Por supuesto, de mostrar publicidad personalizada a influir en la conducta de las personas sólo hay un paso. Muy fácil de franquear, además. Ya hemos hablando en otras entradas de esta serie de como, a partir del referendum del Brexit y las elecciones estadounidenses de 2016, se hizo normal utilizar ejércitos de bots para conseguir victorias políticas. El objetivo era -es- conseguir desplazar el espectro político hacia un extremo de la escala, el de la extrema derecha, mediante ataques personalizados a personas susceptibles de creer ciertos mensajes radicales. No de forma descarada, sino como si vinieran de personas afines y utilizando un gradación de contenidos que vira de manera paulatina hacia el extremismo. El deseado por su promotores.

Por desgracia, añalizar este fenómeno nos llevaría mucho tiempo. Volvamos a Google y su irresistible ascensión. En 2001, esta compañía estaba preparando otro producto revolucionario: Google Maps. Esa herramienta era -y es- el sueño hecho realidad de todo cartógrafo, puesto que permite consultar un mapa a escala 1:1, incluso con la posibilidad de ver como es en la realidad lo que se representa de manera abstracta. Ese avance tecnológico coincidió con un hecho que, antes del coronavirus, parecía ser el definitorio de este siglo XXI: los atentados del 11S. La conmoción dejó al descubierto las muchas carencias de los servicios de información de la mayor potencia, que el gobierno de George Bush hijo, en una deriva autoritaria, se propuso subsanar al instante. Se necesitaba poder saber la situación y evoluciones de cualquier persona de los EEUU, de manera que se pudiese deducir si iba a cometer algún acto terrorista.

Como pueden imaginar, unas leyes de ese estilo jamás iban a superar el trámite parlamentario.

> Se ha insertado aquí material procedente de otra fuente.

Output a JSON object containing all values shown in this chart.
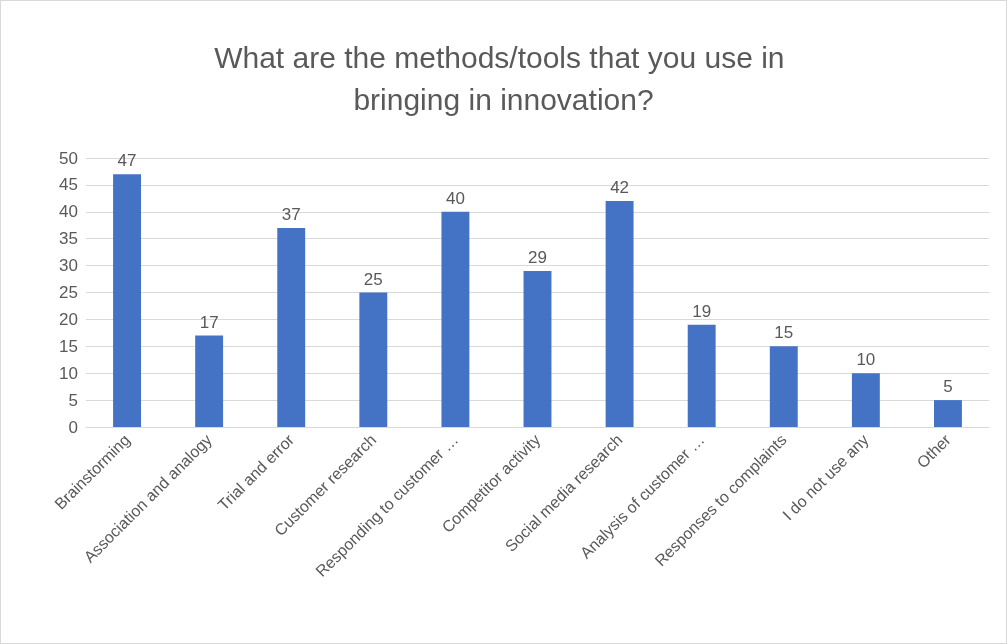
{
  "chart_data": {
    "type": "bar",
    "title": "What are the methods/tools that you use in bringing in innovation?",
    "categories": [
      "Brainstorming",
      "Association and analogy",
      "Trial and error",
      "Customer research",
      "Responding to customer …",
      "Competitor activity",
      "Social media research",
      "Analysis of customer …",
      "Responses to complaints",
      "I do not use any",
      "Other"
    ],
    "values": [
      47,
      17,
      37,
      25,
      40,
      29,
      42,
      19,
      15,
      10,
      5
    ],
    "color": "#4472c4",
    "ylim": [
      0,
      50
    ],
    "yticks": [
      0,
      5,
      10,
      15,
      20,
      25,
      30,
      35,
      40,
      45,
      50
    ],
    "grid": "y",
    "data_labels": true
  }
}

Incluso si lo hacían, sería al cabo de largos años de debate. Fue entonces cuando se fraguó una alianza antinatura entre Google y la administración estadounidense. Con Google Maps y las búsquedas realizadas en su buscador, era posible trazar con cierta precisión las andanzas de cualquier persona, aún mejor cuando el sistema operativo Android se hiciese omnipresente. Era justo lo que deseaban los servicios de información de los EEUU, así que durante varios años vertieron espuertas de dinero en el nuevo producto, con la condición de tener acceso directo a los datos de individuos concretos, sin intromisión del congreso o las autoridades judiciales.

No es que Google Maps no hubiera podido salir adelante sin esa inyección de fondos, pero sí le habría costado más tiempo y quizás no tendría la potencia de la que disfruta ahora. En contrapartida, Google sabe todo de nosotros, dónde hemos estado, con quién y por cuánto tiempo. Hasta tal extremo que sólo podemos recuperar ese secreto sobre nuestros movimientos adoptando medidas radicales: dejando nuestros móviles en casa y renunciando a usar las redes sociales y a navegar en Internet.

Decisión que ninguno de nosotros estamos ya dispuestos a tomar: hemos sido condicionados a vivir de una manera concreta, con esas herramientas, sin las cuales no podemos imaginar ya la existencia.